An indication that the PDM was a more serious grouping than earlier such alignments came from the fact that in the immediate aftermath of Shahbaz’s arrest, the PDM called a meeting on 29 September to review the situation after the arrest, chalk out possible responses to the anticipated detention of other leaders, guard against the PTI government’s alleged plan to rig the Gilgit Baltistan and the local bodies elections, and, importantly, to give a final shape to the decisions taken at the APC. It was also a positive sign for the prospects of lasting opposition unity that PPP Chairperson Bilawal Bhutto Zardari denounced Shahbaz’s arrest and demanded his immediate release.
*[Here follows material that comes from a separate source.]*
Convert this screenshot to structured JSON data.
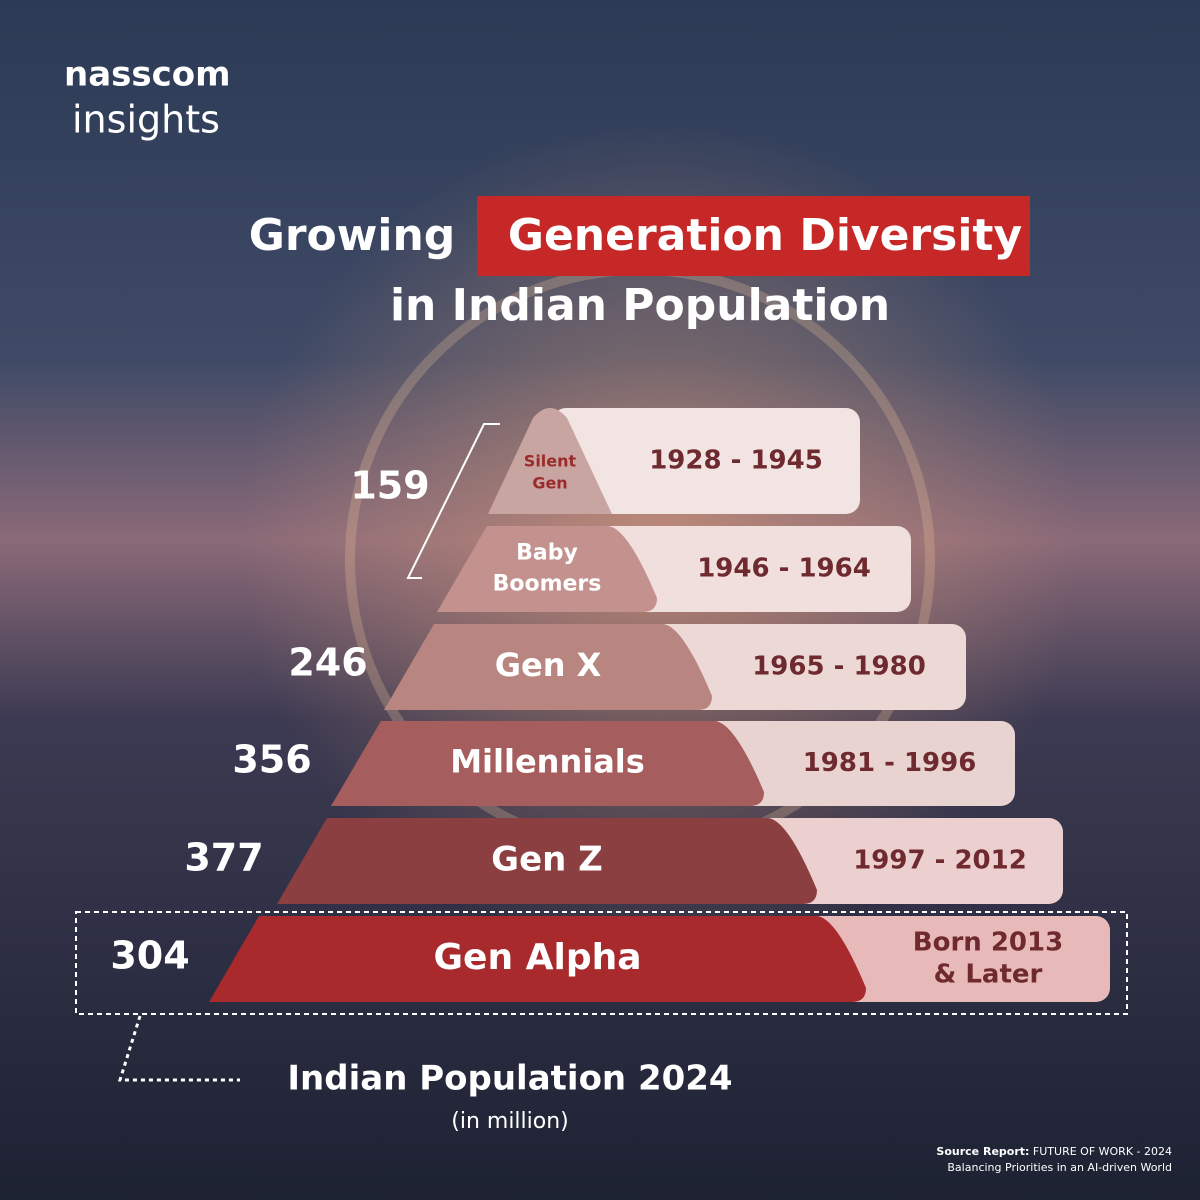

He claimed that the government was resorting to “dirty tactics” after the opposition launched the PDM. The PPP and the PML-N have erstwhile been bitter opponents on the Pakistani political stage.

In the backdrop of these positive indications, the opposition will need to stick together if it really intends to loosen the stranglehold that the military establishment has had over governance, and indeed the economy, of the country ever since its inception in 1947. Efforts towards opposition unity in recent years have not yielded encouraging results, and have hence failed to inspire confidence in the masses. In May 2019, the PPP and the PML-N had announced the launch of anti-government protests citing spiraling inflation as the key reason. No such protests were, however, launched, and the two parties then decided to bring a motion to remove the Chairman of the Senate, the upper house of the Pakistani Parliament, who belonged to the ruling PTI. The combined strength of the two parties gave them the required numbers to affect the removal, but the motion nevertheless failed. As it later came to light, PPP leader Zardari had used the pressure created by the deal with the PML-N to extract political concessions from the military establishment in Sindh province, where the provincial government is controlled by the PPP.

More recently, in October 2019 the JUI-F, the PML-N and the PPP had agreed to coordinate a public mobilization programme against the government that would culminate in a sit-in in Islamabad that would continue till such time as Prime Minister Imran Khan tendered his resignation. Lack of enthusiasm on the part of the PPP and PML-N after the programme got underway meant that the JUI-F leaders and workers were left alone in Islamabad, and the protest consequently fizzled out.

This time around the opposition is much more inclusive. With the greater number of parties involved, and the wide range of ideologies that these parties subscribe to, the scope for disagreements is more. Trust issues and conflicting personal and party interests also abound. However, what is very different with the currently planned movement is that the target is not limited to the proxy ruling party, but extends to the real rulers of Pakistan, the military establishment. The stakes, therefore, are infinitely higher. The extent to which the opposition parties and their supporters, the people of Pakistan, are willing to fight on for real democracy in the face of hostile intimidation will become clearer in the weeks and months to come.

That said, if it is indeed the genuine intention of the PDM to reclaim the political turf that is rightfully its, the only way it can do so is by standing up firmly to the military establishment that  has been the usurper of its workspace and the pillager of its country’s abundant resources.